Effects of voluntary slow breathing on heart rate and heart rate variability: A systematic review and a meta-analysis
Neuroscience and Biobehavioral Reviews
Voluntary slow breathing (VSB) is used as a prevention technique to support physical and mental health, given it is suggested to influence the parasympathetic nervous system (PNS). However, to date, no comprehensive quantitative review exists to support or refute this claim. We address this through a systematic review and meta-analysis of the effects of VSB on heart rate variability (HRV).

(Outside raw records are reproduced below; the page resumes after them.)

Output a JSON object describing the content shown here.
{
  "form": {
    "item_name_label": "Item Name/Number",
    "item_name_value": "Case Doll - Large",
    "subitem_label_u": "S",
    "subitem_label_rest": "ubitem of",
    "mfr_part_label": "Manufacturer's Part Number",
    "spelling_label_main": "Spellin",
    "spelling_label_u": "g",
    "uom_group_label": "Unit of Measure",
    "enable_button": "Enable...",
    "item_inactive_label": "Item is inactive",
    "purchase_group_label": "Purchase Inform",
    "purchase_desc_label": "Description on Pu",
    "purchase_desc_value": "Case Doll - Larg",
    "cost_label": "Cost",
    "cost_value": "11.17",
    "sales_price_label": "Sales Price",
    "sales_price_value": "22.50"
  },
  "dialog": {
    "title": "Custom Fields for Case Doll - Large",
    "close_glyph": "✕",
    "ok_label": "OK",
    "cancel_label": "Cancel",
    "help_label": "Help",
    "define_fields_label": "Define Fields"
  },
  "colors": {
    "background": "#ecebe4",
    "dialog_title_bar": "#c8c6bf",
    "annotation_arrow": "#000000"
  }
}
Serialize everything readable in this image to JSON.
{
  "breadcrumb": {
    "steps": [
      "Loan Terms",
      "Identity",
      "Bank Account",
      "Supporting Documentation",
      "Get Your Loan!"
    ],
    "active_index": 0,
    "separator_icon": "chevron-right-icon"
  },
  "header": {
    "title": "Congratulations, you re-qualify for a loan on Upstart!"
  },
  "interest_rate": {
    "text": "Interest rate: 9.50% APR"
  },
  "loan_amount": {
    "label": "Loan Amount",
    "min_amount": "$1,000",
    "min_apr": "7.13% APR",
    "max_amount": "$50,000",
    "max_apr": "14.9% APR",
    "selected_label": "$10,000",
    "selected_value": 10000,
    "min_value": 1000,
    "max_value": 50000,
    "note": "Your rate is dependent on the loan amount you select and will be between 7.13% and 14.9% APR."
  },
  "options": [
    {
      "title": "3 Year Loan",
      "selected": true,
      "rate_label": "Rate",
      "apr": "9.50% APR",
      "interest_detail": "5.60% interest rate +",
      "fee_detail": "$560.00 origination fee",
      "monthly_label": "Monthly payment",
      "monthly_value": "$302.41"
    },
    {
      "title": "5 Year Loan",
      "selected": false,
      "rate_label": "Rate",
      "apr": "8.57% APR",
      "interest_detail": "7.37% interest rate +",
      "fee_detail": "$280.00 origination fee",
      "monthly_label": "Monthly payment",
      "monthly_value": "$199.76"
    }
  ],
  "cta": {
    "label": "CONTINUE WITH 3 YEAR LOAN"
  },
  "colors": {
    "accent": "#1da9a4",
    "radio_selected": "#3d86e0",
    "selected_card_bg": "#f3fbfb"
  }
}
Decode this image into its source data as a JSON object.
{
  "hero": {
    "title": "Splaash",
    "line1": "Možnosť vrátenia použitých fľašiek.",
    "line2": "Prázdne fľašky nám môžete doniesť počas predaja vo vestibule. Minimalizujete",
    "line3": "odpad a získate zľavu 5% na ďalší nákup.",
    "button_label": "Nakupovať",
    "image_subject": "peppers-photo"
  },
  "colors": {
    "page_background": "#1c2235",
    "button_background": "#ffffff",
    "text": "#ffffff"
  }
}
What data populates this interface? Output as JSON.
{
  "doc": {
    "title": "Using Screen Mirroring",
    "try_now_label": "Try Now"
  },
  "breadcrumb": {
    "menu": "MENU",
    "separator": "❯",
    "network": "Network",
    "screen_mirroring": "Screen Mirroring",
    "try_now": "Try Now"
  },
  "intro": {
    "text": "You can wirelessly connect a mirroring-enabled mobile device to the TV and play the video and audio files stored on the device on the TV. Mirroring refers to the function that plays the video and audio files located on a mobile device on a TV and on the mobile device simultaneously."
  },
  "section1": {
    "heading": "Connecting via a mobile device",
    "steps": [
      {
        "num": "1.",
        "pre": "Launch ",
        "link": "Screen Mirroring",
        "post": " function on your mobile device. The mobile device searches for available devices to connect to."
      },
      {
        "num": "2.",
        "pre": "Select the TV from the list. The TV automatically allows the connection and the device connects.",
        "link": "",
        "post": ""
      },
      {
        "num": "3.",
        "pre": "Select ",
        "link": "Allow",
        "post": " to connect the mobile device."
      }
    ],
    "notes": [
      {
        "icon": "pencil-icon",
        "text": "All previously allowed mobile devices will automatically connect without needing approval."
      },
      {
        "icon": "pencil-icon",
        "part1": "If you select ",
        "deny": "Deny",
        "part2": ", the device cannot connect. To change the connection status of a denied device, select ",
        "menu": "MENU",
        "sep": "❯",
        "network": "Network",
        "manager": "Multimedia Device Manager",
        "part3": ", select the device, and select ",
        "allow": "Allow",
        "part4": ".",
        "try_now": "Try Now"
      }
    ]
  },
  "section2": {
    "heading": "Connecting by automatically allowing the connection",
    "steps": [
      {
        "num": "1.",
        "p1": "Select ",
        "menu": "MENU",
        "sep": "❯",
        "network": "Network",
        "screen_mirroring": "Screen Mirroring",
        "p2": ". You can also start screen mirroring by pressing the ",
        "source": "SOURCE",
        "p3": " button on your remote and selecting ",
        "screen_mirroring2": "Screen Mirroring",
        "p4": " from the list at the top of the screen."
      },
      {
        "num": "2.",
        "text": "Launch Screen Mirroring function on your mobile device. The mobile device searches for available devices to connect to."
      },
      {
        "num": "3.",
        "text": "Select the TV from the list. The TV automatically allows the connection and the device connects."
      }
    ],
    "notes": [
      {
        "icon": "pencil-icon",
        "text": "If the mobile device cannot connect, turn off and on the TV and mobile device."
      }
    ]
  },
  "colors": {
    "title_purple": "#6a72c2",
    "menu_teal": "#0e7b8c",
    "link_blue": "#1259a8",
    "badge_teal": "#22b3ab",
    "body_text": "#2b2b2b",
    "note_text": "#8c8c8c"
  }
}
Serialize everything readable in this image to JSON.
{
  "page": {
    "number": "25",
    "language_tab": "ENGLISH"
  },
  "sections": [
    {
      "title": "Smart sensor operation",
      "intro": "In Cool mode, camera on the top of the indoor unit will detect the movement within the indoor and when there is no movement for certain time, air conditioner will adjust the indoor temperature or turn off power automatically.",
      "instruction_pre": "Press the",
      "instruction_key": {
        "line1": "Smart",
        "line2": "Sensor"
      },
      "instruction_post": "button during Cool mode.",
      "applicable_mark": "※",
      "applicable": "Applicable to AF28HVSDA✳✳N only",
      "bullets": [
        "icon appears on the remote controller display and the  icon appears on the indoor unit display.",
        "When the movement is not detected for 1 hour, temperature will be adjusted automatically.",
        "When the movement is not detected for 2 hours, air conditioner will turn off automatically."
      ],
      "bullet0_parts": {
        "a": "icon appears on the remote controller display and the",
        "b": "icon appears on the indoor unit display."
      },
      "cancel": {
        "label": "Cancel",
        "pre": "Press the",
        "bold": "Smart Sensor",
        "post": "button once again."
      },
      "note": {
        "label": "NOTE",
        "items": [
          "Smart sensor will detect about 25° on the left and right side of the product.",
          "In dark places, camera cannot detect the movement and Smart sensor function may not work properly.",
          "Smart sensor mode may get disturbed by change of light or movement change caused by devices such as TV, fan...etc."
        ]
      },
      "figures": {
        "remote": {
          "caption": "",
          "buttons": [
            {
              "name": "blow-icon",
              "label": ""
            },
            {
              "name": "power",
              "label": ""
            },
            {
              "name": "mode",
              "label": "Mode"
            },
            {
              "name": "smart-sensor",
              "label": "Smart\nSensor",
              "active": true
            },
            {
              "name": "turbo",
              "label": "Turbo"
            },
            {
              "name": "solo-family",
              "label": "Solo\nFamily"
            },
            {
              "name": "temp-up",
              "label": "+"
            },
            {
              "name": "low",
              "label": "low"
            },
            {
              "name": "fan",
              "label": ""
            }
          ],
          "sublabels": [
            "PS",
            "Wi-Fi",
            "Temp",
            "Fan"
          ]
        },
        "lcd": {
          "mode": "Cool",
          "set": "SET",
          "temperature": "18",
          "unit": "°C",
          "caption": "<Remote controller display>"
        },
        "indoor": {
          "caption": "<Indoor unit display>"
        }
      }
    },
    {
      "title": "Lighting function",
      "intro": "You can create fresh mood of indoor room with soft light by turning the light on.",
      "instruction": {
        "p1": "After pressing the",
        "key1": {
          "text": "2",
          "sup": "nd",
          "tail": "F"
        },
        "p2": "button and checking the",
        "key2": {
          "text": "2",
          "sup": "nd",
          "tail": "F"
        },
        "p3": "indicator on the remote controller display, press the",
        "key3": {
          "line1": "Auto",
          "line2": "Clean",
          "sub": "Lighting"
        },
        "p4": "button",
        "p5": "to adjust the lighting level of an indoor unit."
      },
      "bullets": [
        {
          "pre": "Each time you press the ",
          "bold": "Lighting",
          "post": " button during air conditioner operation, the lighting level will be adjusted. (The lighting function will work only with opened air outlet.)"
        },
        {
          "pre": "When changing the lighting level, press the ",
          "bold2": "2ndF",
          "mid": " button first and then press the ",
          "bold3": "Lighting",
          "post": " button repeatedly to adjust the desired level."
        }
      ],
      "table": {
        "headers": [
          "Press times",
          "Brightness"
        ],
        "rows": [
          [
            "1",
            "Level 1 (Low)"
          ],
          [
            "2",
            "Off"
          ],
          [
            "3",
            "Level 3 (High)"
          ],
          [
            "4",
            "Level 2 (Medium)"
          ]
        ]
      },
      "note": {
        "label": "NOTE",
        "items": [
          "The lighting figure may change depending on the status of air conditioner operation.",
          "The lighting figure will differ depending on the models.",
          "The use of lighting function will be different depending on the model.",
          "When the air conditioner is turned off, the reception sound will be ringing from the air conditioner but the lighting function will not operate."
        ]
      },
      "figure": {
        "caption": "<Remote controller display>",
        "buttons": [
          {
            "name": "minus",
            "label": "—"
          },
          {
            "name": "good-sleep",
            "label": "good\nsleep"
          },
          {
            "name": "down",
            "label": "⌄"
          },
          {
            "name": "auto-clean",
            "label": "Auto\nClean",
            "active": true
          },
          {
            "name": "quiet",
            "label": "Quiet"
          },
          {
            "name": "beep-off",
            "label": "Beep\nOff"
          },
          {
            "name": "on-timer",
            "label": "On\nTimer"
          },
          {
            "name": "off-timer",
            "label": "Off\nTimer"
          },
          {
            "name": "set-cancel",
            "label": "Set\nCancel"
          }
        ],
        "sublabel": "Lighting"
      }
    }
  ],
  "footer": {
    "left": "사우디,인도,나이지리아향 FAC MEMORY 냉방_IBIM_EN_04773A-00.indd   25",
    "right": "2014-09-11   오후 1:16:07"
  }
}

Specifically, we focus on HRV parameters indexing PNS activity regulating cardiac functioning, referred to as vagally-mediated (vm)HRV: (1) during the breathing session (i.e., DURING), (2) immediately after one training session (i.e., IM-AFTER1), as well as (3) after a multi-session intervention (i.e., AFTER-INT). From the 1842 selected abstracts, 223 studies were suitable for inclusion (172 DURING, 16 IM-AFTER1, and 49 AFTER-INT). Results indicate increases in vmHRV with VSB, DURING, IM-AFTER1, and AFTER-INT. Given the involvement of the PNS in a large range of health-related outcomes and conditions, VSB exercises could be advised as a low-tech and low-cost technique to use in prevention and adjunct treatment purposes, with few adverse effects expected.